The recommendation that adults should get 150 minutes of moderate exercise per week may be too ambitious for many middle-aged and older adults. That’s one key recommendation from physical activity and health experts in the United States and Australia who published a paper this week in the British Medical Journal.
While all adults, even those over the age of 65, should strive to attain the weekly goal of 150 minutes, the authors argue that individual goals must be realistic, taking in account possible physical limitations and established patterns of inactivity.
“Only about one in ten adults aged 40 and older in the United States and the United Kingdom is getting what is considered to be ‘sufficient’ exercise,” said Phillip Sparling, a professor emeritus in the School of Applied Physiology at the Georgia Institute of Technology and lead author of the paper.
Sparling and colleagues make the case that any increase in physical activity, even small amounts, will be beneficial. For sedentary individuals, a gradual transition to increased activity may be the most practical way to improve health. “For example, adding five to ten minutes per day of light walking and standing is a good start, building up to 30 minutes per day during the course of a month,” he said.
Long-term sitting has been cited by the World Health Organization as a leading risk factor for death.
“A major point we were trying to make is that older adults should replace sitting with standing and light activity,” said Sparling. An inability to meet the 150 minute per week standard shouldn’t keep sedentary individuals from increasing their physical activity in small increments, though the greatest benefit will go to those who invest the most in their health, he added.

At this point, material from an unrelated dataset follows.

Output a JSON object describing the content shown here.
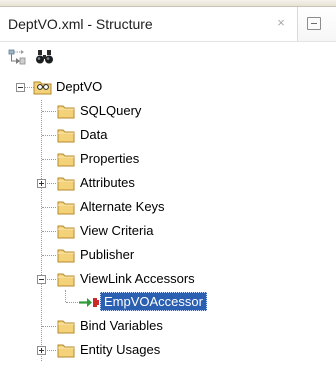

“Health benefits depend on the type and amount of activity,” Sparling noted. “In general, the dose-response relationship holds for overall well-being and functional capacity. For the most sedentary persons, benefits can be realized from modest increases in activity levels."
In their paper, the researchers are careful to point out that a focus on increasing light activity does not replace the goal of 150 minutes of moderate exercise per week.
“This is not about a new ‘exercise lite’ program or rolling back consensus standards,” Sparling said. “Adding more light activity throughout the day does not replace the established exercise goal of 30 minutes per day of brisk walking. It should instead be viewed as complementary, or as an intermediate pathway toward the goal.”
Older adults should be encouraged to reduce sedentary behavior by introducing activity throughout the day, the researchers suggest in their paper. Sedentary time should be broken up by standing or strolling for one or two minutes at least once an hour.
“Advice on how to accumulate time spent in light activity could include getting up from the chair and moving during television commercial breaks, pacing when on the phone, adding gentle five minute walks throughout the day, and walking rather than driving for short trips,” the paper suggests.
Exercise is associated with reduced risk of hypertension, heart disease, stroke, diabetes, breast cancer and colon cancer. But older adults may have different health goals than younger persons. For instance, said Sparling, older people may be more concerned about exercise to sustain strength, flexibility and balance required for independent living.
The researchers examined data for 7,000 United States adults between the ages of 20 and 79 to calculate average daily time in physical activity. The data from the U.S. National Health and Nutrition Examination Survey was based on actual accelerometer readings, not self-reporting of the study participants.
Only in the youngest age groups did the level of daily physical activity rise above 30 minutes per day. Perhaps more importantly, the percentage of time spent sedentary during waking hours rose from 55 percent in the group between 20 and 29 years of age to 67 percent in those between 70 and 79.
In addition to Sparling, the authors of the paper included Bethany J. Howard, a doctoral candidate at the Baker IDI Heart and Diabetes Institute in Melbourne, VIC, Australia; David W. Dunstan, a professor at the Baker Institute and the University of Western Australia, and Neville Owens, a professor at the Baker Institute and the University of Queensland, Monash and Melbourne Universities in Australia.